Exchange admins working for medium to large companies would have come across the process of “Collapsing the DAG Network”. This is very important in deployments where there are no stretched subnets across datacentres. In this case, Exchange will pick up four DAG networks (one MAPI and one replications subnet per datacentre). Collapsing these four subnets into two (one MAPI and one replication) is important in making sure that the replication traffic is routed through the replication network. Otherwise, irrespective of whether you have a dedicated VLAN for replication or not, Exchange will always use the MAPI network.
Let me explain with an example. We have a DAG named DAG1 across two datacentres and there is no stretched subnets or VLANs. Hence, Exchange will create a DAG network for each subnet it finds.
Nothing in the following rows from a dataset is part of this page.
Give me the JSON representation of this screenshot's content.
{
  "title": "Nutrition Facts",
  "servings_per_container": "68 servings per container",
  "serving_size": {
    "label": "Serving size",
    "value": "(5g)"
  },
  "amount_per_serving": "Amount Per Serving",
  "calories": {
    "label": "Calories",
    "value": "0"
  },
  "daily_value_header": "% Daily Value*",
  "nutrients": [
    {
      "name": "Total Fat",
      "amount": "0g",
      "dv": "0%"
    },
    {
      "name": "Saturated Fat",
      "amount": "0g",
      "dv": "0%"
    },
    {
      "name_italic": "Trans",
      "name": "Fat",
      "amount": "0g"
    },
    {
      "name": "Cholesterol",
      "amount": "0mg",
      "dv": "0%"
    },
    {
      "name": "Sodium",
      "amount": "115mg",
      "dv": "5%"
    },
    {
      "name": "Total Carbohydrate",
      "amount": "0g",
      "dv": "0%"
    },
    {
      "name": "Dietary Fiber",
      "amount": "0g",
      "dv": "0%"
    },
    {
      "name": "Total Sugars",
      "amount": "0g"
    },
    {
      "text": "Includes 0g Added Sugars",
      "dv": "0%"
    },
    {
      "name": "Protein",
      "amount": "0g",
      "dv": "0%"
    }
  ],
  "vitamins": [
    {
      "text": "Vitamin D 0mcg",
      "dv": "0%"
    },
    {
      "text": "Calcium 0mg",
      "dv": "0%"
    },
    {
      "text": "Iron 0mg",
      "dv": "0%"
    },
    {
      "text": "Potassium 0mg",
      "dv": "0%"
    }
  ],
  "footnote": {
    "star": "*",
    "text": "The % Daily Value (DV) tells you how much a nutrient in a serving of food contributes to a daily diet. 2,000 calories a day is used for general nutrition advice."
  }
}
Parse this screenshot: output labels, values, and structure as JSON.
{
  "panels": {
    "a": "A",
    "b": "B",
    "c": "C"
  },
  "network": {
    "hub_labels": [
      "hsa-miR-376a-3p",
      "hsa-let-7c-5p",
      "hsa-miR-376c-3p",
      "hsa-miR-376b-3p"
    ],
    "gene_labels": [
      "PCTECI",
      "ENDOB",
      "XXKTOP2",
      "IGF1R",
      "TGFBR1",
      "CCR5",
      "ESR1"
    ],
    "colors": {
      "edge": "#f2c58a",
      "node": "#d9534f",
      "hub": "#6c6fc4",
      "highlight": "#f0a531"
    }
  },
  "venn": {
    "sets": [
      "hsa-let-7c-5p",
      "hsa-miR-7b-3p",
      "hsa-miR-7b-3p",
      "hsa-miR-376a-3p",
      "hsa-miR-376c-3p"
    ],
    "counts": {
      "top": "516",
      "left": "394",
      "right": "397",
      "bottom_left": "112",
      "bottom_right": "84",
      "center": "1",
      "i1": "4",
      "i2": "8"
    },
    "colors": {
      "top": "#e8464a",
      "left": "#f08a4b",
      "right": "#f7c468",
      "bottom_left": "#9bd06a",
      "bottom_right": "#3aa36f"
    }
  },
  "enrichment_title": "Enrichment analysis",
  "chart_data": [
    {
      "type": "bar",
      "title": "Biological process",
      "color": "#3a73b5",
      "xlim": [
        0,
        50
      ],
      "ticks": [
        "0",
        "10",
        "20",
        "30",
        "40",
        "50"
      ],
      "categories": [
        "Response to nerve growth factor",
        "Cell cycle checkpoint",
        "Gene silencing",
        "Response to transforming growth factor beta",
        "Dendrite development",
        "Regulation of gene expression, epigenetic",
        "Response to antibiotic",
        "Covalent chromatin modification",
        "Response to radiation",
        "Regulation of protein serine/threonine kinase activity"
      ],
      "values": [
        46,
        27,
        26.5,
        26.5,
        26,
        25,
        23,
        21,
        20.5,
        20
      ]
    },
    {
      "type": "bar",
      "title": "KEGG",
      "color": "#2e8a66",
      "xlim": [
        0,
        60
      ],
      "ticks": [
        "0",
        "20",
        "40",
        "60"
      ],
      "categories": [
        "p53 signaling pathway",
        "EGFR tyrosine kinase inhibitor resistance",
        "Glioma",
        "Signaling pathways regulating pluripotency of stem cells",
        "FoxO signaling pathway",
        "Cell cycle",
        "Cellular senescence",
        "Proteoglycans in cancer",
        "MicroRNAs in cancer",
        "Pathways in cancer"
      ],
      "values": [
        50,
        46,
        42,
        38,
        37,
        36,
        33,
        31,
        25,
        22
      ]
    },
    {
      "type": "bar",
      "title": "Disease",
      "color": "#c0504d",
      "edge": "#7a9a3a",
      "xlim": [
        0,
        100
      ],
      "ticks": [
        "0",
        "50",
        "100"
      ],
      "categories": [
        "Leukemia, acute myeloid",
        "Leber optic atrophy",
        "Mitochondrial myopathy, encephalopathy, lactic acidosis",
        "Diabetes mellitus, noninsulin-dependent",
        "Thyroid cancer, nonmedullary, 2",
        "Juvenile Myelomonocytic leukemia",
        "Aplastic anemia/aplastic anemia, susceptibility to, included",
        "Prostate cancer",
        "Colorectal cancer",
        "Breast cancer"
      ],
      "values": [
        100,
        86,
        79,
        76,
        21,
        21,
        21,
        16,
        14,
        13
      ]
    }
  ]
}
The below table shows the four subnets we have.
Network | Subnet |
DAG Network01 | 192.168.100.0/24 |
DAG Network02 | 10.0.1.0/24 |
DAG Network03 | 192.168.200.0/24 |
DAG Network04 | 10.0.2.0/24 |
The 192 subnet represents the production network (MAPI) and the 10 subnet represents the dedicated replication network.
In order to collapse and tidy up the DAG networks, we need to run the following commands.
Set-DatabaseAvailabilityGroupNetwork DAG1DAGNetwork01 -Subnets 192.168.100.0/24,192.168.200.0/24
Set-DatabaseAvailabilityGroupNetwork DAG1DAGNetwork02 -Subnets 10.0.1.0/24,10.0.2.0/24
Remove-DatabaseAvailabilityGroupNetwork DAG1DAGNetwork03
Remove-DatabaseAvailabilityGroupNetwork DAG1DAGNetwork04
Now, lets rename the networks from DAGNetwork01 & 02 to something meaningful, like MAPI and Replication.
Set-DatabaseAvailabilityGroupNetwork DAG1DAGNetwork01 -Name MAPI
Set-DatabaseAvailabilityGroupNetwork DAG1DAGNetwork02 -Name Replication
The following command will disable replication traffic through the MAPI network.
Set-DatabaseAvailabilityGroupNetwork DAG1MAPI –ReplicationEnabled $false
These commands will come in handy if you are scripting your Exchange deployment, a common practice in large organizations.